The lack of honesty and transparency about student achievement is one of the biggest problems SFUSD faces.
http://www.edsource.org/today/2012/overusing-test-for-special-ed-students-inflates-api-scores/21028
http://www.beyondchron.org/articles/School_Beat_SFUSD_STAR_Test_Scores_and_Student_Achievement_Another_Look_10611.html
(To be clear: I’m not criticizing my host on this blog. Rather, I’m venting my frustration at the idiocy on display at the Chronicle and EdSource.)
Regarding the STAR testing results: there is an awful lot of blather about what cannot even be documented as a statistically meaningful change from last year’s scores. Lots of folks (EdSource, I’m looking at you) want to see a 0.8% decrease as significant, but fail to provide the most basic measurements of variation that would allow that to be determined.
It’s IMPOSSIBLE to evaluate whether a change is significant given just the mean values.

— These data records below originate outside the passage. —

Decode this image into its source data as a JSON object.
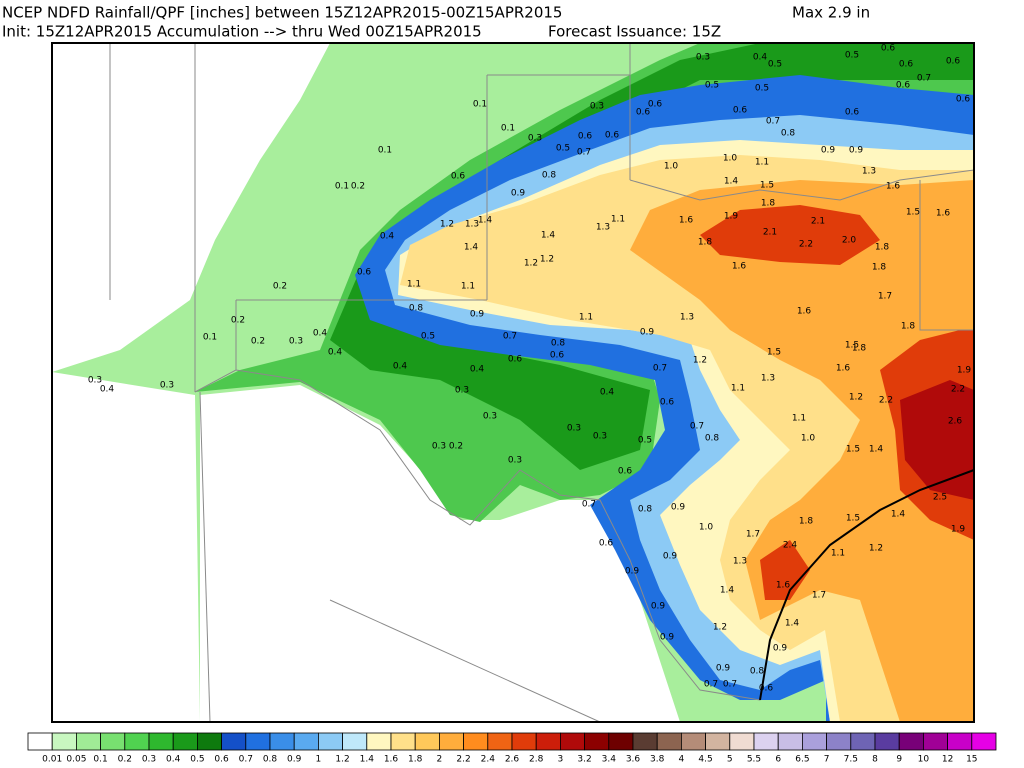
{
  "header": {
    "title": "NCEP NDFD Rainfall/QPF [inches] between 15Z12APR2015-00Z15APR2015",
    "max": "Max   2.9 in",
    "init": "Init: 15Z12APR2015 Accumulation --> thru Wed 00Z15APR2015",
    "issuance": "Forecast Issuance: 15Z"
  },
  "legend": {
    "colors": [
      "#ffffff",
      "#c8f7c0",
      "#a0ec96",
      "#78e070",
      "#50d250",
      "#2eb82e",
      "#1a9a1a",
      "#0e7a0e",
      "#1450c8",
      "#2070e0",
      "#3a8ee8",
      "#5aaaf0",
      "#8ccaf5",
      "#bfe8fa",
      "#fff7c0",
      "#ffe08a",
      "#ffc85a",
      "#ffad3c",
      "#ff8c1e",
      "#f06414",
      "#e03c0a",
      "#cc1e0a",
      "#b00a0a",
      "#8c0000",
      "#6e0000",
      "#5a3c32",
      "#8c6450",
      "#b48c78",
      "#d2b4a0",
      "#f0dcd2",
      "#dcd2f0",
      "#c8bee6",
      "#aaa0dc",
      "#8c82c8",
      "#6e64b4",
      "#5a3ca0",
      "#780078",
      "#a00096",
      "#c800c8",
      "#e600e6"
    ],
    "labels": [
      "0.01",
      "0.05",
      "0.1",
      "0.2",
      "0.3",
      "0.4",
      "0.5",
      "0.6",
      "0.7",
      "0.8",
      "0.9",
      "1",
      "1.2",
      "1.4",
      "1.6",
      "1.8",
      "2",
      "2.2",
      "2.4",
      "2.6",
      "2.8",
      "3",
      "3.2",
      "3.4",
      "3.6",
      "3.8",
      "4",
      "4.5",
      "5",
      "5.5",
      "6",
      "6.5",
      "7",
      "7.5",
      "8",
      "9",
      "10",
      "12",
      "15"
    ]
  },
  "map": {
    "labels": [
      "0.3",
      "0.4",
      "0.5",
      "0.6",
      "0.6",
      "0.5",
      "0.6",
      "0.7",
      "0.5",
      "0.6",
      "0.6",
      "0.1",
      "0.1",
      "0.3",
      "0.3",
      "0.5",
      "0.6",
      "0.6",
      "0.7",
      "0.6",
      "0.6",
      "0.5",
      "0.6",
      "0.7",
      "0.6",
      "0.8",
      "0.9",
      "0.9",
      "0.1",
      "0.1",
      "0.2",
      "0.6",
      "0.8",
      "0.9",
      "1.0",
      "1.1",
      "1.0",
      "1.4",
      "1.5",
      "1.3",
      "1.6",
      "1.8",
      "1.9",
      "2.1",
      "2.1",
      "2.2",
      "2.0",
      "1.8",
      "1.5",
      "1.6",
      "1.1",
      "1.3",
      "1.4",
      "1.2",
      "1.3",
      "1.4",
      "1.4",
      "1.2",
      "1.2",
      "1.6",
      "1.8",
      "1.6",
      "1.8",
      "0.4",
      "0.6",
      "1.1",
      "1.1",
      "0.2",
      "0.2",
      "0.1",
      "0.2",
      "0.3",
      "0.4",
      "0.4",
      "0.8",
      "0.9",
      "1.1",
      "1.3",
      "0.5",
      "0.7",
      "0.8",
      "0.9",
      "0.6",
      "0.6",
      "0.4",
      "0.4",
      "0.3",
      "0.3",
      "0.3",
      "0.2",
      "0.3",
      "0.3",
      "0.4",
      "0.5",
      "0.3",
      "0.6",
      "0.7",
      "0.6",
      "0.7",
      "0.8",
      "1.2",
      "1.1",
      "1.3",
      "1.5",
      "1.6",
      "1.5",
      "1.6",
      "1.8",
      "1.7",
      "1.8",
      "1.9",
      "2.2",
      "2.2",
      "2.6",
      "1.2",
      "1.0",
      "1.1",
      "1.5",
      "1.4",
      "0.3",
      "0.4",
      "0.3",
      "0.7",
      "0.6",
      "0.9",
      "0.9",
      "0.8",
      "0.9",
      "1.0",
      "1.3",
      "1.4",
      "1.7",
      "2.4",
      "1.6",
      "1.7",
      "1.8",
      "1.1",
      "1.2",
      "1.4",
      "1.5",
      "1.9",
      "2.5",
      "1.2",
      "1.4",
      "0.9",
      "0.9",
      "0.9",
      "0.9",
      "0.7",
      "0.7",
      "0.6",
      "0.8"
    ]
  }
}
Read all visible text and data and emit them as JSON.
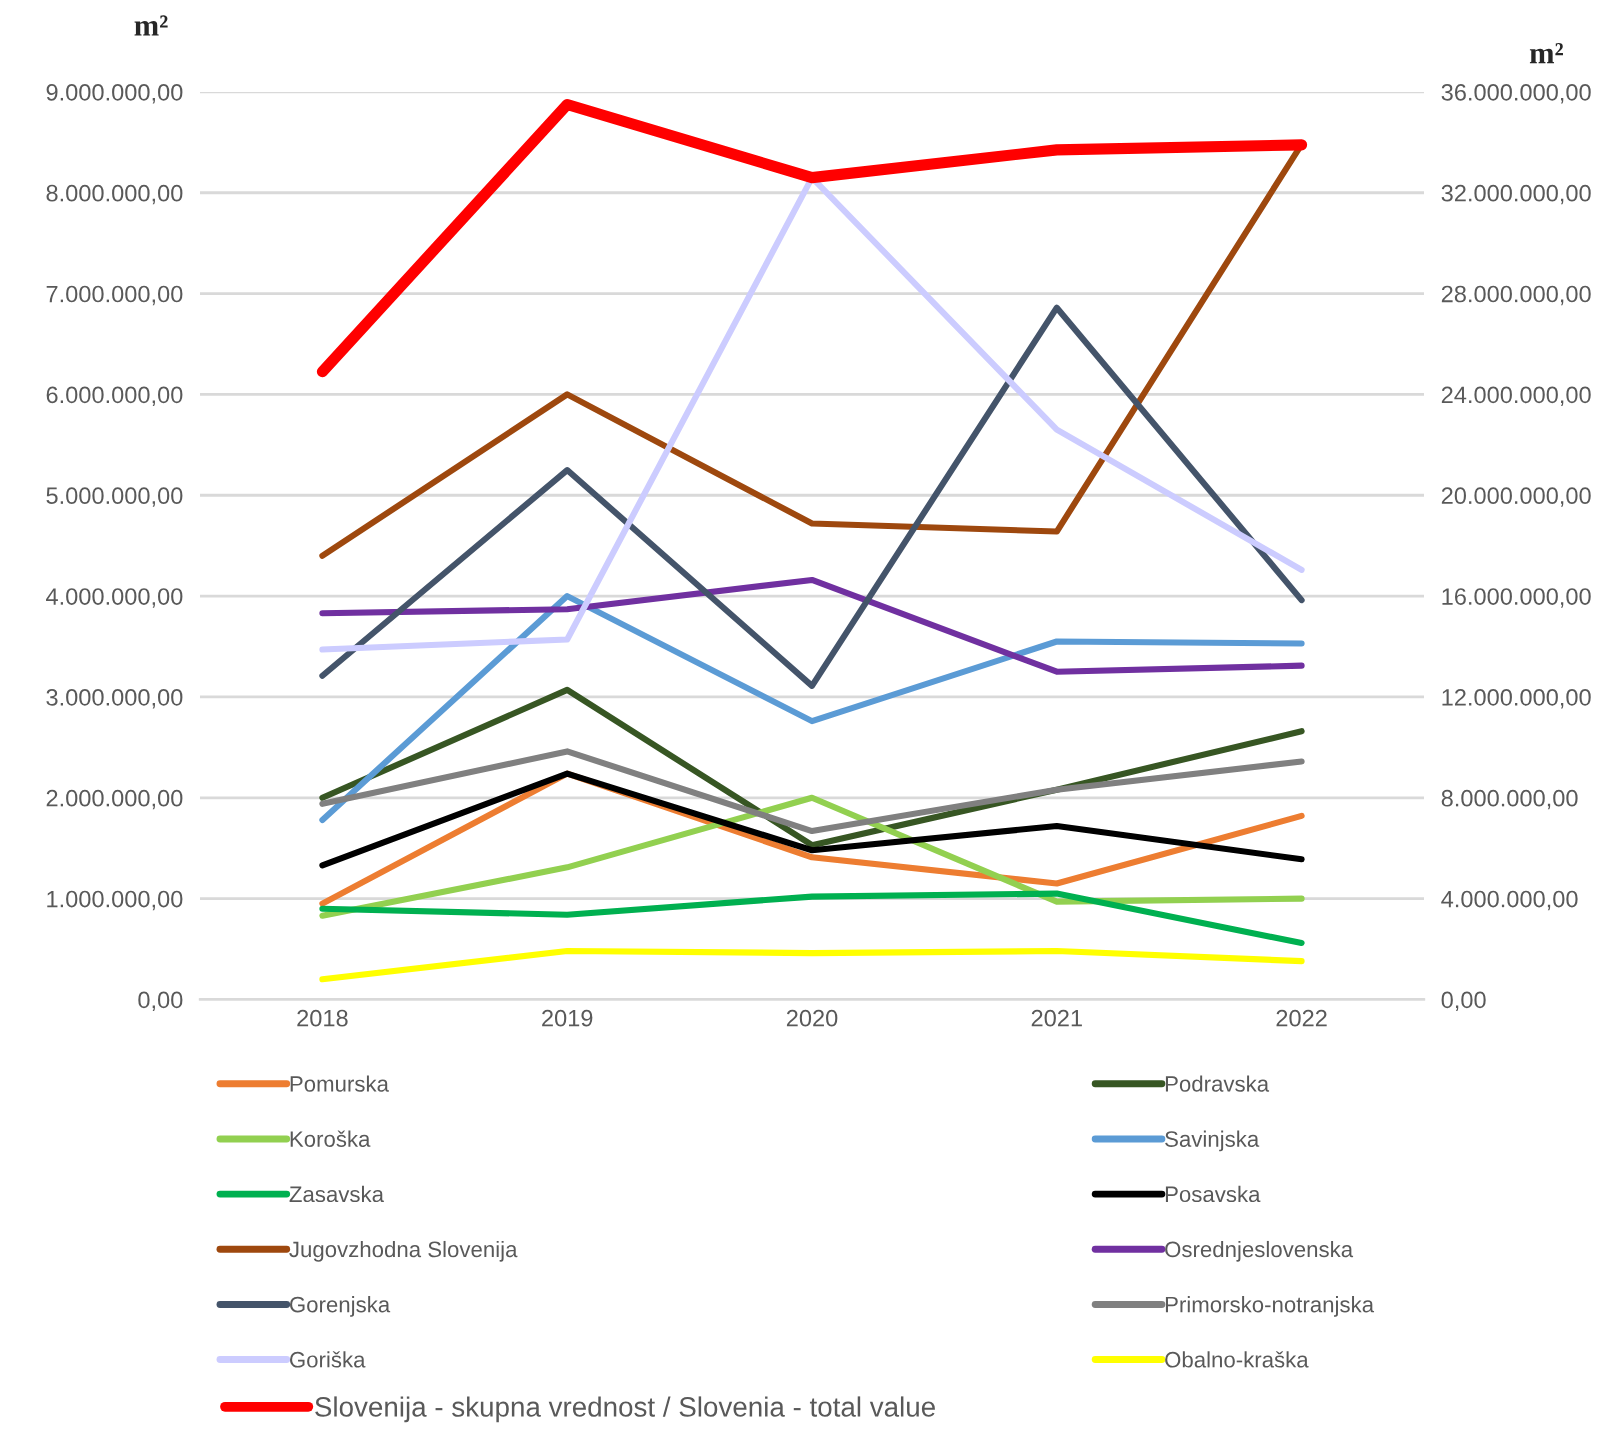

If anyone presents a bar-plot that doesn’t show error bars (labeled to indicate what precisely those error bars represent), they either don’t know what they are doing or they are trying to slip something past you.
This is basic (i.e., high-school) statistics. I shudder to think about how many important policy decisions are being made by statistical illiterates.
The man asks some very good questions.
My main concern with schools taking on such important society-wide issues is that they are not given the resources needed to overcome the massive barriers that are in place. Schools should be a part of making a just and equitable society, but they can’t be the only solution. If society at large doesn’t care about implementing justice, what chance does the school have to make change happen (especially as funding for education is cut year after year)?
But Superintendent Carranza’s talk was informative and inspiring. Thanks for posting it.